U.S. Supreme Court Justices John Paul Stevens and Antonin Scalia both voted last week that lethal injections in death penalty cases are constitutional. But that was where the agreements ended. In Stevens' opinion, he reversed the stance he held in the 1970s. Scalia criticized Stevens' reversal.
Stevens, who has served on the court for 33 years and turns 88 today, said that after seeing thousands of death penalty cases and systems over the years, he has now concluded that the death penalty is unconstitutional. But, he added, he is bound by the court's precedents upholding the capital punishment, and will adhere to them, including in the lethal injection case.

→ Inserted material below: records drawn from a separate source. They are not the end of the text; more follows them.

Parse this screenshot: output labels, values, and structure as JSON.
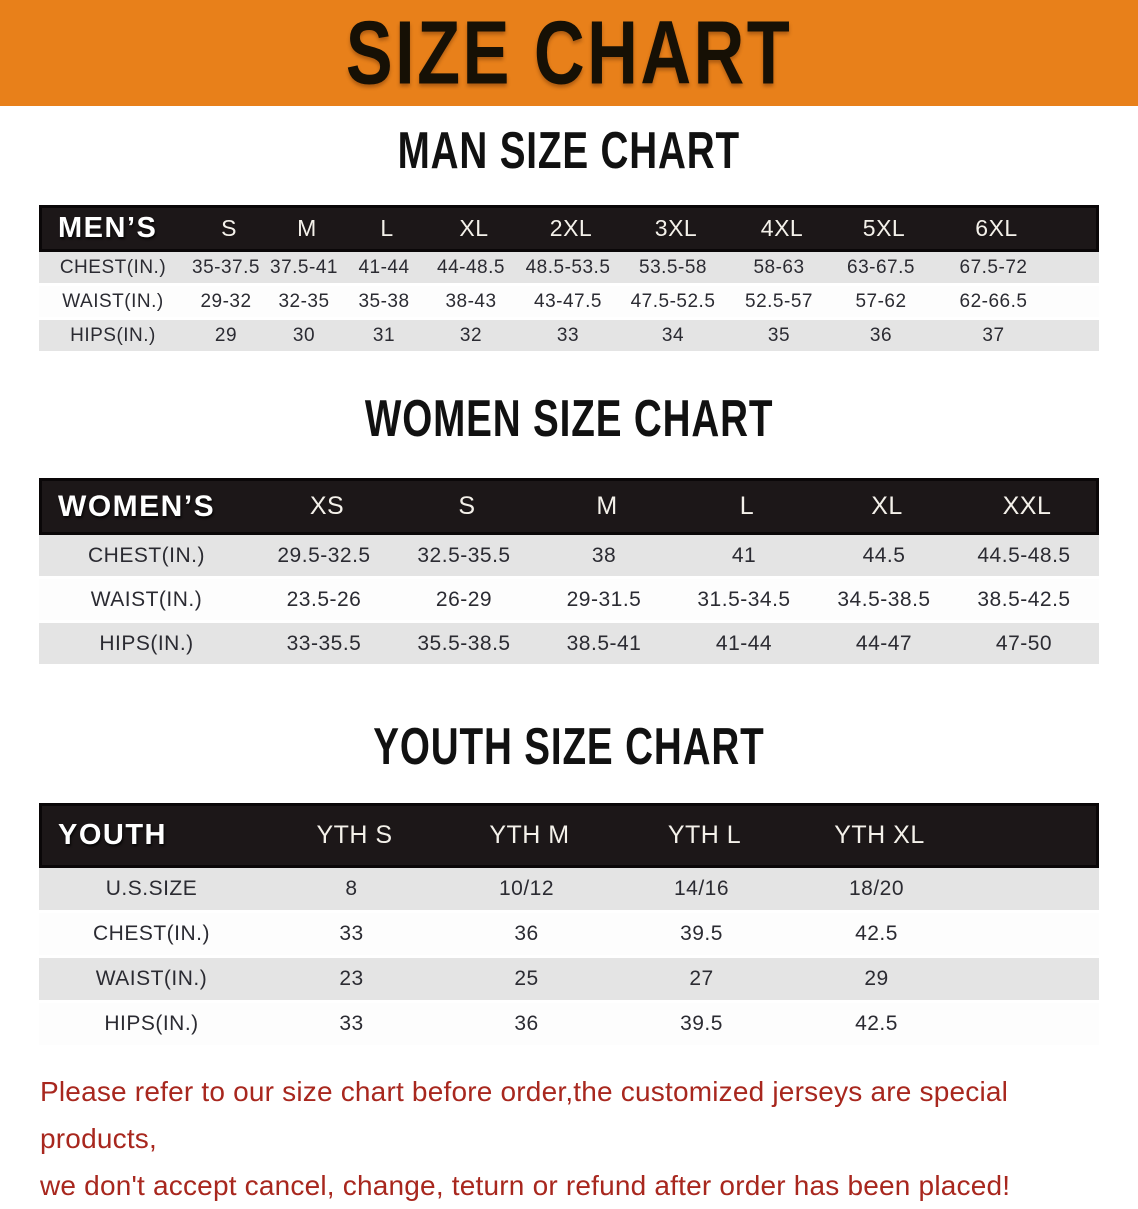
{
  "banner": {
    "title": "SIZE CHART"
  },
  "sections": [
    {
      "heading": "MAN SIZE CHART",
      "table": {
        "header_label": "MEN’S",
        "columns": [
          "S",
          "M",
          "L",
          "XL",
          "2XL",
          "3XL",
          "4XL",
          "5XL",
          "6XL"
        ],
        "rows": [
          {
            "label": "CHEST(IN.)",
            "values": [
              "35-37.5",
              "37.5-41",
              "41-44",
              "44-48.5",
              "48.5-53.5",
              "53.5-58",
              "58-63",
              "63-67.5",
              "67.5-72"
            ]
          },
          {
            "label": "WAIST(IN.)",
            "values": [
              "29-32",
              "32-35",
              "35-38",
              "38-43",
              "43-47.5",
              "47.5-52.5",
              "52.5-57",
              "57-62",
              "62-66.5"
            ]
          },
          {
            "label": "HIPS(IN.)",
            "values": [
              "29",
              "30",
              "31",
              "32",
              "33",
              "34",
              "35",
              "36",
              "37"
            ]
          }
        ]
      }
    },
    {
      "heading": "WOMEN SIZE CHART",
      "table": {
        "header_label": "WOMEN’S",
        "columns": [
          "XS",
          "S",
          "M",
          "L",
          "XL",
          "XXL"
        ],
        "rows": [
          {
            "label": "CHEST(IN.)",
            "values": [
              "29.5-32.5",
              "32.5-35.5",
              "38",
              "41",
              "44.5",
              "44.5-48.5"
            ]
          },
          {
            "label": "WAIST(IN.)",
            "values": [
              "23.5-26",
              "26-29",
              "29-31.5",
              "31.5-34.5",
              "34.5-38.5",
              "38.5-42.5"
            ]
          },
          {
            "label": "HIPS(IN.)",
            "values": [
              "33-35.5",
              "35.5-38.5",
              "38.5-41",
              "41-44",
              "44-47",
              "47-50"
            ]
          }
        ]
      }
    },
    {
      "heading": "YOUTH SIZE CHART",
      "table": {
        "header_label": "YOUTH",
        "columns": [
          "YTH S",
          "YTH M",
          "YTH L",
          "YTH XL"
        ],
        "rows": [
          {
            "label": "U.S.SIZE",
            "values": [
              "8",
              "10/12",
              "14/16",
              "18/20"
            ]
          },
          {
            "label": "CHEST(IN.)",
            "values": [
              "33",
              "36",
              "39.5",
              "42.5"
            ]
          },
          {
            "label": "WAIST(IN.)",
            "values": [
              "23",
              "25",
              "27",
              "29"
            ]
          },
          {
            "label": "HIPS(IN.)",
            "values": [
              "33",
              "36",
              "39.5",
              "42.5"
            ]
          }
        ]
      }
    }
  ],
  "disclaimer": {
    "line1": "Please refer to our size chart before order,the customized jerseys are special products,",
    "line2": "we don't accept cancel, change, teturn or refund after order has been placed!"
  },
  "colors": {
    "banner_bg": "#e8801a",
    "bar_bg": "#1c1718",
    "row_shade": "#e4e4e4",
    "text": "#2b2b32",
    "disclaimer": "#a8271e"
  }
}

Ironically, Stevens was partly responsible for one of those key precedents. In 1976 he wrote part of the opinion ending a moratorium on the death penalty and allowing it to be used again, if special procedures were used to ensure that only criminals guilty of the most heinous crimes were executed.
In his recent last analysis, Stevens, I have relied on my own experience in reaching the conclusion that the imposition of the death penalty represents the pointless and needless extinction of life with only marginal contributions to any discernible social or public purpose. A penalty with such negligible returns to the state is patently excessive and violates the Constitution's ban on cruel and unusual punishment.

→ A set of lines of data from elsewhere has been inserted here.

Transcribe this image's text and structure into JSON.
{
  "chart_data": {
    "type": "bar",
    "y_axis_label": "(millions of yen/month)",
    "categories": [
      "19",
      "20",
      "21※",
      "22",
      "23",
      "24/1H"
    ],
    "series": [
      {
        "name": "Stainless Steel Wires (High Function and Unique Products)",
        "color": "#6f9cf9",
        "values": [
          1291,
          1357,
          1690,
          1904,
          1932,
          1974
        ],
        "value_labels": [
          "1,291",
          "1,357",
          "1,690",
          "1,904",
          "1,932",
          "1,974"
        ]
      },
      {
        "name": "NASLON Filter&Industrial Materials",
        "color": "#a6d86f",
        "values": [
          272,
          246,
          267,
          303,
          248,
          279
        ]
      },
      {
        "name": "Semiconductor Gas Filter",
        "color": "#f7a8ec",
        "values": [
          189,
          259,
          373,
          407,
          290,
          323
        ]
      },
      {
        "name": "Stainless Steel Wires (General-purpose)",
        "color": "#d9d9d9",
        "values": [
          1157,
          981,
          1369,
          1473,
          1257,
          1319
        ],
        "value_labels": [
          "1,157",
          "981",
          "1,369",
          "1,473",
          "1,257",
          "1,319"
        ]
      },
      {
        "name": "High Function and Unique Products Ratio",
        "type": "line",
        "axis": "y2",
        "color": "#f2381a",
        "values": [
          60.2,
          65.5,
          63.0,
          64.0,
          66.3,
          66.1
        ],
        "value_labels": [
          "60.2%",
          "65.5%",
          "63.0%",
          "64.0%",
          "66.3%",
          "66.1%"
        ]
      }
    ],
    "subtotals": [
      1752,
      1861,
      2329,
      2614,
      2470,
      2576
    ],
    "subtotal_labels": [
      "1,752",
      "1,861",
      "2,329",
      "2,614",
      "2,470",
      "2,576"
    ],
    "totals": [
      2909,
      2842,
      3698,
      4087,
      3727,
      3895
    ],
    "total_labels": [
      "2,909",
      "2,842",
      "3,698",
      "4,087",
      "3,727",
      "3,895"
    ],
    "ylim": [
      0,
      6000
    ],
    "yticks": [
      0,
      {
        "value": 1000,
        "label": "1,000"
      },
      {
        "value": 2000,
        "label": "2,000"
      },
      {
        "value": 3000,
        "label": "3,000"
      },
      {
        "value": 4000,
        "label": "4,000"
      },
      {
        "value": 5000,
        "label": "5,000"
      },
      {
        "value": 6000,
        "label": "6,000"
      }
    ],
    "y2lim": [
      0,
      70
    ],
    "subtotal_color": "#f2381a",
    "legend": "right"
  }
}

Justice Scalia responded with a rhetorical skewer. Hardest to take, he said , is Justice Stevens' "bemoaning of the enormous costs of the death penalty," since as Scalia put it, those costs are largely the creation of Justice Stevens and other justices who have encumbered capital punishment with unwarranted restrictions found nowhere in the Constitution.
And as to Stevens' new conclusion about the death penalty based on more than three decades of experience, Scalia had this to say: "Purer expression cannot be found of the principle of rule by judicial fiat. In the face of Justice Stevens experience, the experience of all others, in state legislature or Congress, is, it appears of little consequence."